Setze dich aufrecht hin, lass deinen Atem tiefer werden und beginne dein Sigill intensiv zu betrachten. Drink it into the mind, wie Austin Osmane Spare es beschrieben hat. Starre es regelrecht an. Werde dir jedes Striches, jeder Beule, jeder Zacke bewusst und konzentriere dich darauf.

Versuche gleichzeitig deinen Geist frei von allen Gedanken werden zu lassen. Puste Vorstellungen oder Hoffnungen, die mit deinem Wunsch verknüpft sind, aus deinem Gehirn und lass das Sigill auf dich wirken. Meditiere so lange mit deinem Sigill, bis du das Gefühl hast, es verinnerlicht zu haben.

Oder aktiviere dein Sigill durch wildes Tanzen!

Get your body moving! Dreh dich im Kreis, schüttel deinen Körper, hüpfe durch den Raum. Mit oder ohne Musik, egal! Hauptsache du versetzt dich in einen tranceartigen Zustand, dass du Adrenalin durch deine Adern pumpen spürst und der Kopf völlig frei von Gedanken ist. Tanze mit deinem Sigill. Beginne es dir vorzustellen, wie es leuchtet und voller Energie vibriert.

I came in like a wrecking ball

Auch wenn du dich durch diesen Prozess sehr vertraut mit deinem Sigill gemacht hast und du es vielleicht am liebsten als Hintergrundbildschirm deines Smartphones verwenden würdest, schreibt die Sigillenmagie vor, es nach der Aktivierung zu zerstören. Verbrenne das Stück Papier, vergrabe es oder versenke es im Fluss. Lass die zuvor aufgebaute Energie mit einem Schlag verpuffen. Schluss, aus, vorbei!

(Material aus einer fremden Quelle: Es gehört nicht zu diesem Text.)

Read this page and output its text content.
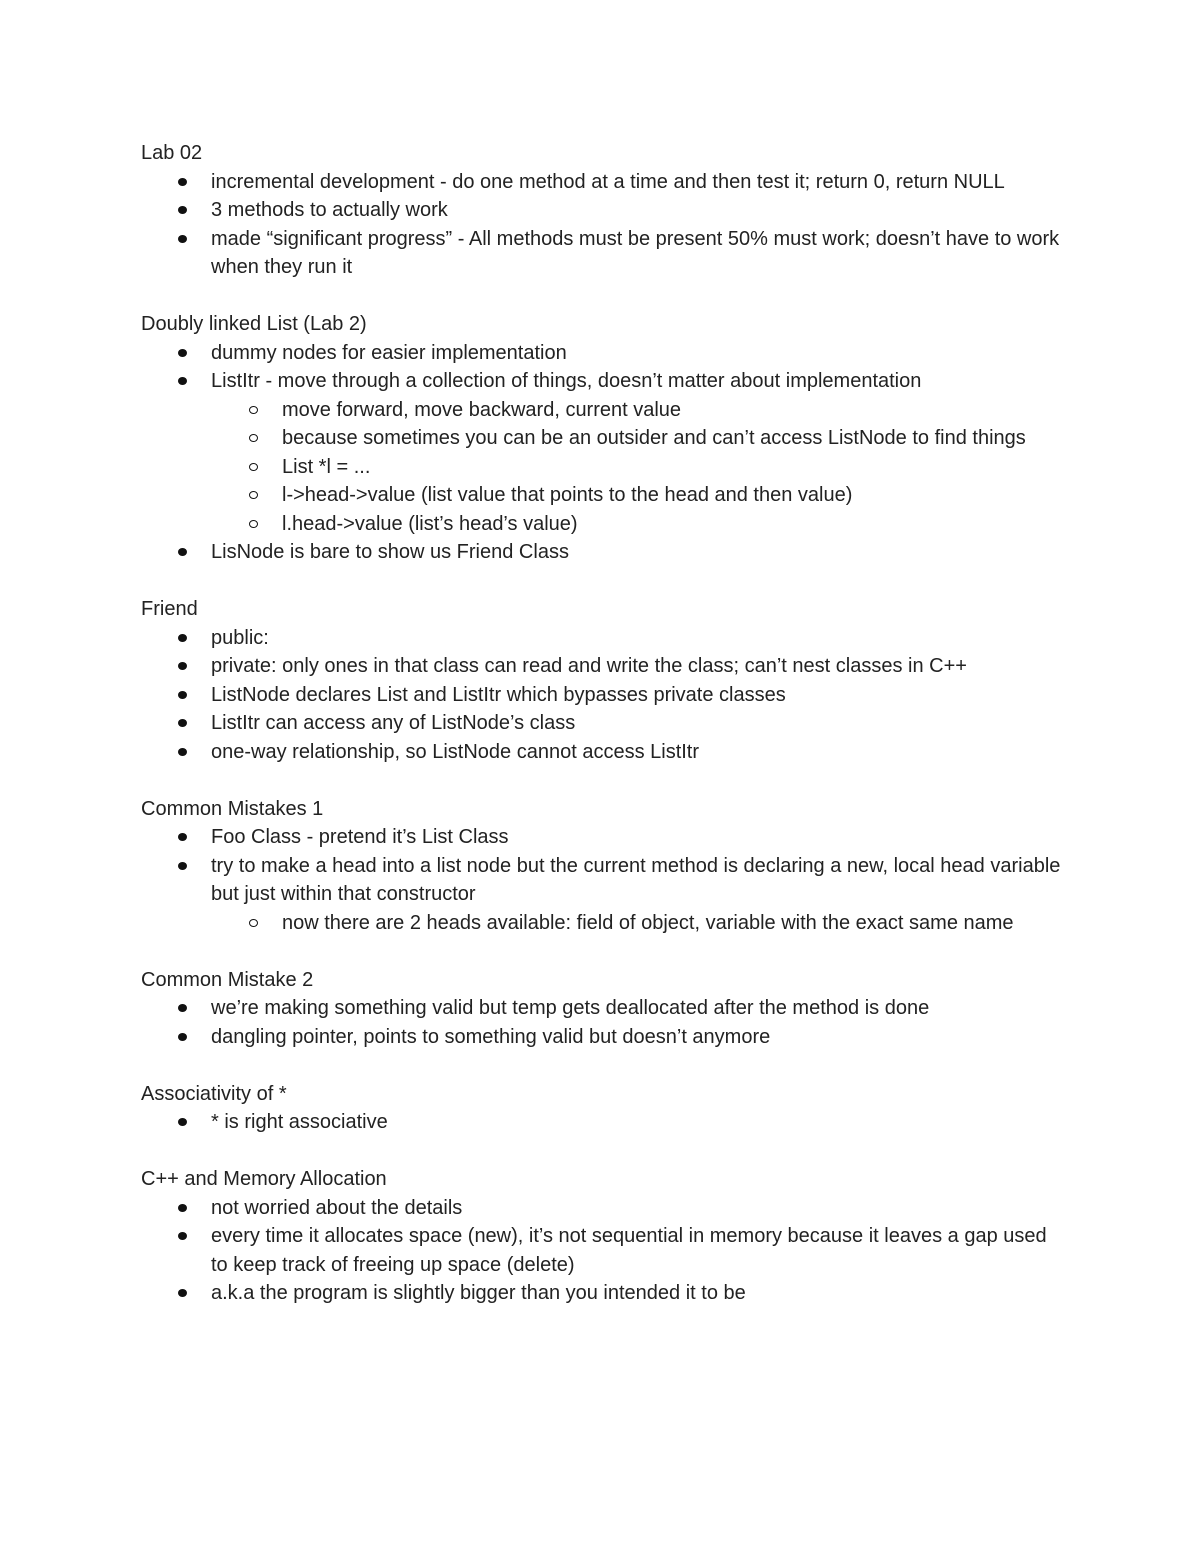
Lab 02
incremental development - do one method at a time and then test it; return 0, return NULL
3 methods to actually work
made “significant progress” - All methods must be present 50% must work; doesn’t have to work when they run it
Doubly linked List (Lab 2)
dummy nodes for easier implementation
ListItr - move through a collection of things, doesn’t matter about implementation
move forward, move backward, current value
because sometimes you can be an outsider and can’t access ListNode to find things
List *l = ...
l->head->value (list value that points to the head and then value)
l.head->value (list’s head’s value)
LisNode is bare to show us Friend Class
Friend
public:
private: only ones in that class can read and write the class; can’t nest classes in C++
ListNode declares List and ListItr which bypasses private classes
ListItr can access any of ListNode’s class
one-way relationship, so ListNode cannot access ListItr
Common Mistakes 1
Foo Class - pretend it’s List Class
try to make a head into a list node but the current method is declaring a new, local head variable but just within that constructor
now there are 2 heads available: field of object, variable with the exact same name
Common Mistake 2
we’re making something valid but temp gets deallocated after the method is done
dangling pointer, points to something valid but doesn’t anymore
Associativity of *
* is right associative
C++ and Memory Allocation
not worried about the details
every time it allocates space (new), it’s not sequential in memory because it leaves a gap used to keep track of freeing up space (delete)
a.k.a the program is slightly bigger than you intended it to be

Aus dem Auge, aus dem Sinn.

Der letzte, und wohl schwerste Teil dieses Rituals besteht darin, das Sigill zu vergessen. Versuch weder an das Symbol selbst, noch an den Wunsch oder das Eintreffen des Wunsches zu denken. Die Essenz der Sigillenmagie besteht schließlich darin, deinen Wunsch im Unterbewusstsein arbeiten zu lassen, ohne, dass dein Verstand einschreitet. Drehen sich deine Gedanken ständig darum, ist die ganze Magie futsch.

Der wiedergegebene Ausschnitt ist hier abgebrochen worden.